Sacramento’s funding is part of an overall $30 million in grants issued by the Governor’s Office of Business and Economic Development (GO-Biz), in partnership with the Bureau of Cannabis Control. Other cities awarded funding through the state’s “Cannabis Equity Grants Program for Local Jurisdictions” include San Francisco, Oakland, Los Angeles and Long Beach.

Sacramento’s $3.8 million will be used to provide no-interest loans to participants in the City’s Cannabis Opportunity Reinvestment and Equity (CORE) program, which assists individuals who were negatively affected by the disproportionate enforcement of cannabis-related crimes.

Smith said the loans would be considered “revolving,” meaning money could be loaned to one individual, and once it’s paid back, it could be loaned out again to assist someone else. “That way we can use the grant funds to help a larger group of people access the capital they need for their business start-up costs,” she said.
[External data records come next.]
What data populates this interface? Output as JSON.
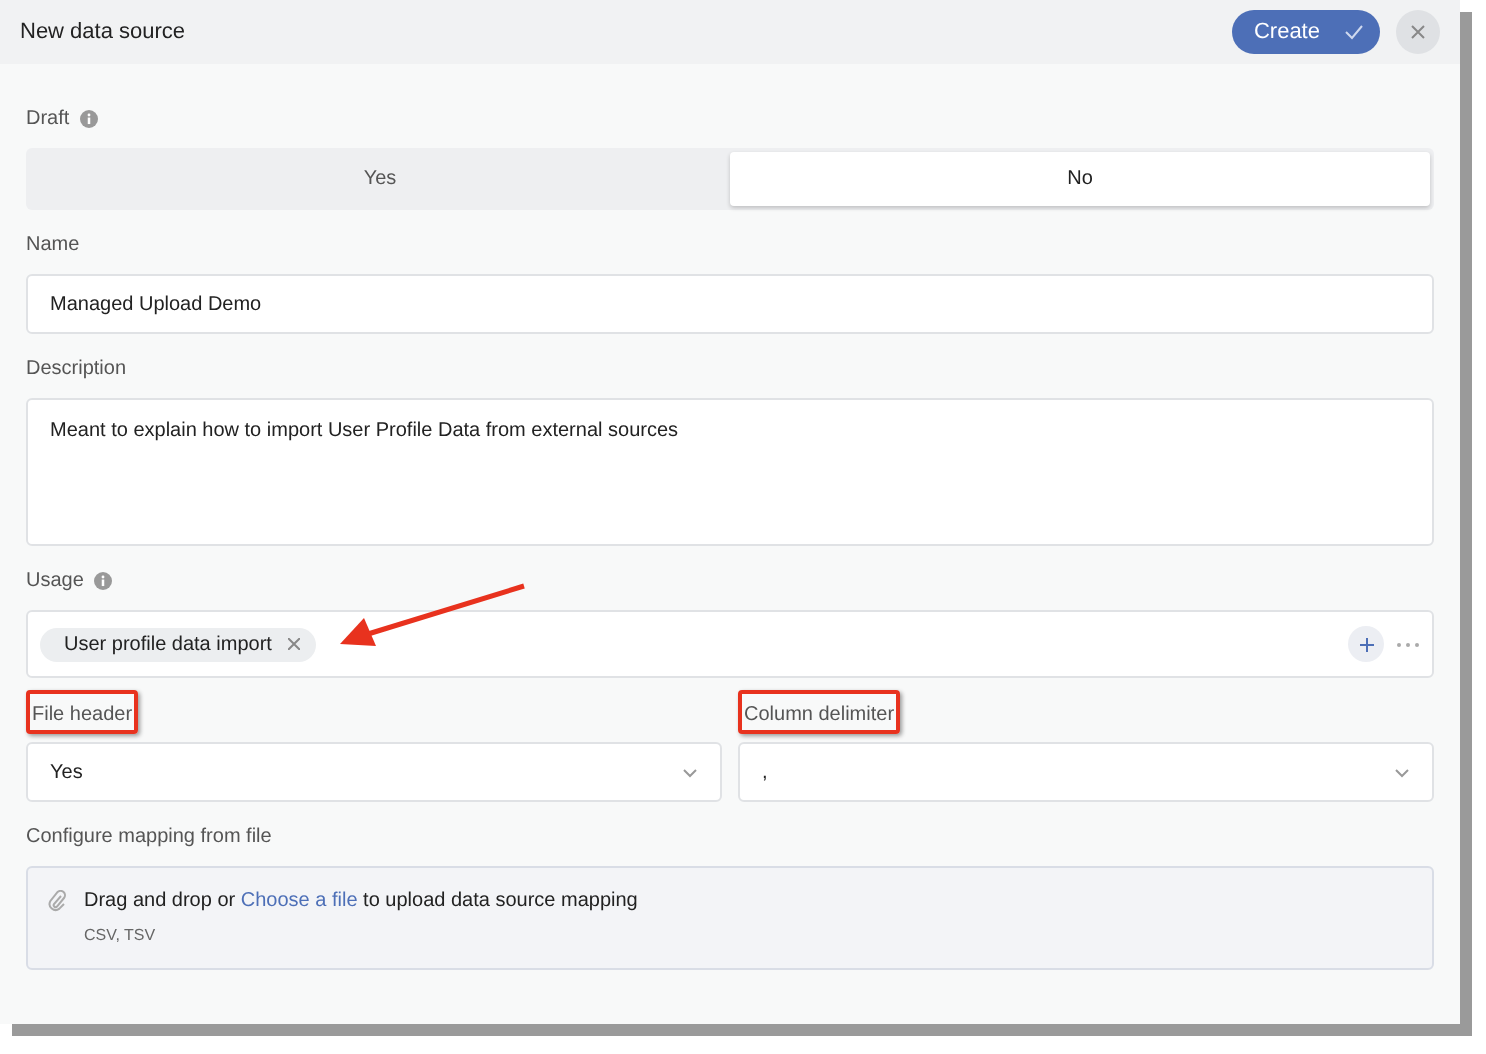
{
  "header": {
    "title": "New data source",
    "create_button": "Create"
  },
  "draft": {
    "label": "Draft",
    "options": [
      {
        "label": "Yes",
        "selected": false
      },
      {
        "label": "No",
        "selected": true
      }
    ]
  },
  "name": {
    "label": "Name",
    "value": "Managed Upload Demo"
  },
  "description": {
    "label": "Description",
    "value": "Meant to explain how to import User Profile Data from external sources"
  },
  "usage": {
    "label": "Usage",
    "tags": [
      "User profile data import"
    ],
    "arrow_annotation": true
  },
  "selects": [
    {
      "label": "File header",
      "value": "Yes",
      "highlighted": true
    },
    {
      "label": "Column delimiter",
      "value": ",",
      "highlighted": true
    }
  ],
  "mapping": {
    "label": "Configure mapping from file",
    "text_before": "Drag and drop or",
    "link": "Choose a file",
    "text_after": "to upload data source mapping",
    "formats": "CSV, TSV"
  }
}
Established in 2018, the CORE program is designed to reduce the barriers of entry into the local cannabis industry through training, mentoring, financial and technical support and other assistance. It is administered by the Sacramento Asian-Pacific Chamber of Commerce (SACC) and the Greater Sacramento Urban League (GSUL).

Smith said the no-interest loans would be used for items including capital investments, assistance with securing business locations and payment of costs related to regulatory compliance.

The loan fund builds upon a business-expense reimbursement program the City’s Office of Cannabis Management launched in February. Benefiting people who are either CORE participants or CORE eligible, the program offers up to $25,000 in reimbursement for certain costs related to starting a cannabis business.

While some businesses have temporarily shut down during the COVID-19 outbreak, the cannabis industry continues to operate, having been deemed “essential” by the State and County’s “stay-at-home” public-health orders.

Nevertheless, “this new loan funding couldn’t have come at a better time,” Smith said. “The pandemic has created economic conditions that are challenging for everyone. This grant money will make a significant difference for many people looking to start a cannabis business in Sacramento.”

Those interested in applying for a loan should keep their eye on the City’s CORE website, Smith said. Next steps involve the City formally accepting the state funds via Council resolution, which is expected to occur in the coming weeks, as well as looking to partner with a loan underwriting and service company.